There was a time, after baby #2 when I was only working part time, when that was my method.  I would cook up a batch of "something" for dinner for the week, and a separate batch of "something" for lunch for the week.  The lunches tended to be beans and rice, or spaghetti, or sandwiches.  The dinners varied by time of year.  And then Wednesday was crock pot day (which also aligned with "we are out of dinner #1" day).  It helped that it decreased the tendency to overeat at lunch, because by Thursday or Friday, you are tired of the food.

Of course times change, and I'm back full time.  I still use some of the techniques, but not as many.  The challenges I face now are:
- weight loss.  I've lost a bunch of weight, but it was never going to happen on beans and rice, or sandwiches, or spaghetti.  I cannot eat that many carbs.  So I tend to eat salad, which I can only prep a day or two in advance.  (I have 10 pounds to go, and these are the stubborn ones.)
- CSA - we get a lot of variety, and they aren't necessarily conducive to "one-pot" or "prep ahead"
- kids - I find myself packing lunches during the school year
- time (always!) - Last night we had a date night, and I didn't feel like packing lunch.
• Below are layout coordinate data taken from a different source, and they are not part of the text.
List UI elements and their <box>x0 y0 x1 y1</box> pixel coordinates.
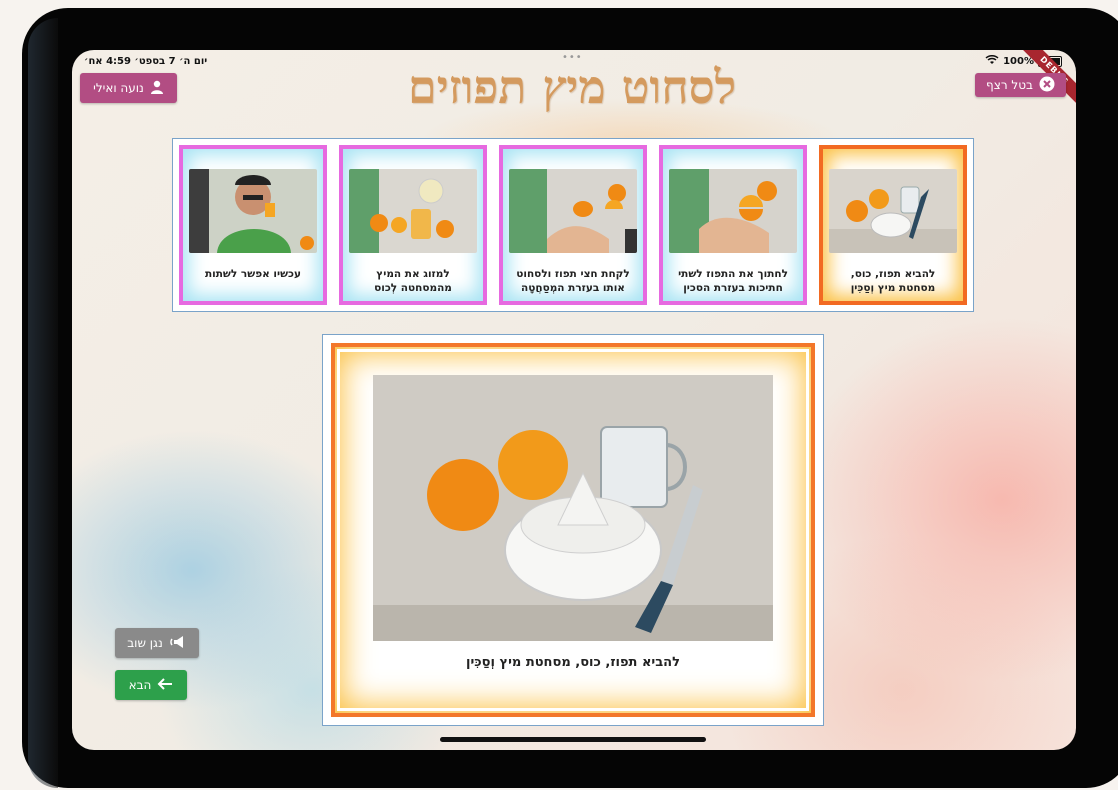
step-caption-3: לקחת חצי תפוז ולסחוט אותו בעזרת המְסַחֲט… <box>516 268 630 294</box>
app-screen: יום ה׳ 7 בספט׳ 4:59 אח׳ ••• 100% DEBUG נ… <box>72 50 1076 750</box>
tablet-edge <box>28 18 58 788</box>
step-image-5 <box>189 169 317 253</box>
close-circle-icon <box>1039 76 1055 95</box>
step-caption-1: להביא תפוז, כוס, מסחטת מיץ וְסַכִּין <box>850 268 936 294</box>
current-step-image <box>373 375 773 641</box>
step-image-2 <box>669 169 797 253</box>
step-image-1 <box>829 169 957 253</box>
step-card-3[interactable]: לקחת חצי תפוז ולסחוט אותו בעזרת המְסַחֲט… <box>493 139 653 311</box>
steps-strip: להביא תפוז, כוס, מסחטת מיץ וְסַכִּין לחת… <box>172 138 974 312</box>
user-button-label: נועה ואילי <box>93 81 144 95</box>
step-caption-2: לחתוך את התפוז לשתי חתיכות בעזרת הסכין <box>678 268 788 294</box>
arrow-left-icon <box>157 677 173 694</box>
next-button[interactable]: הבא <box>115 670 187 700</box>
home-indicator[interactable] <box>440 737 706 742</box>
current-step-panel: להביא תפוז, כוס, מסחטת מיץ וְסַכִּין <box>322 334 824 726</box>
user-button[interactable]: נועה ואילי <box>80 73 177 103</box>
step-image-4 <box>349 169 477 253</box>
step-card-1[interactable]: להביא תפוז, כוס, מסחטת מיץ וְסַכִּין <box>813 139 973 311</box>
step-image-3 <box>509 169 637 253</box>
battery-percent: 100% <box>1003 56 1034 67</box>
step-card-4[interactable]: למזוג את המיץ מהמסחטה לְכוס <box>333 139 493 311</box>
person-icon <box>150 80 164 97</box>
status-datetime: יום ה׳ 7 בספט׳ 4:59 אח׳ <box>84 56 208 67</box>
replay-button[interactable]: נגן שוב <box>115 628 199 658</box>
cancel-button-label: בטל רצף <box>986 78 1033 92</box>
speaker-icon <box>169 635 187 652</box>
cancel-sequence-button[interactable]: בטל רצף <box>975 73 1066 97</box>
step-card-5[interactable]: עכשיו אפשר לשתות <box>173 139 333 311</box>
page-title: לסחוט מיץ תפוזים <box>407 60 737 114</box>
step-card-2[interactable]: לחתוך את התפוז לשתי חתיכות בעזרת הסכין <box>653 139 813 311</box>
replay-button-label: נגן שוב <box>127 636 163 650</box>
current-step-caption: להביא תפוז, כוס, מסחטת מיץ וְסַכִּין <box>466 655 680 670</box>
next-button-label: הבא <box>128 678 152 692</box>
step-caption-5: עכשיו אפשר לשתות <box>204 268 301 280</box>
step-caption-4: למזוג את המיץ מהמסחטה לְכוס <box>374 268 452 294</box>
wifi-icon <box>985 54 999 68</box>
So, I went to bed late, and skipped the gym.  I thought about going for a walk when I woke up at 5:30 am, but opted to prep my lunch for the day ... it took an hour.  Washing and chopping cucumbers, green onions, peppers, and tomatoes for a salad.  Washing and peeling a bunch of carrots for a snack (I eat at least 3 cups of veggies a day, and have to prep them all).  Packing lunch for the 9 year old.
- volume - I am cooking and prepping for four people (though I don't have to do lunch for my child in daycare and during most of the summer I don't have to pack lunch for my 9 year old.  And I also don't pack my husband's lunch anymore, but I *do* make sure we have lunch things available.)

It's always good to be reminded of how lack of variety makes life more simple.  It's really okay to eat raw veggies and a protein for lunch every day.  It certainly also helps me lose weight - just instead of "beans and rice" for lunch, it's "vegetables and protein".

How much variety do you need in your life?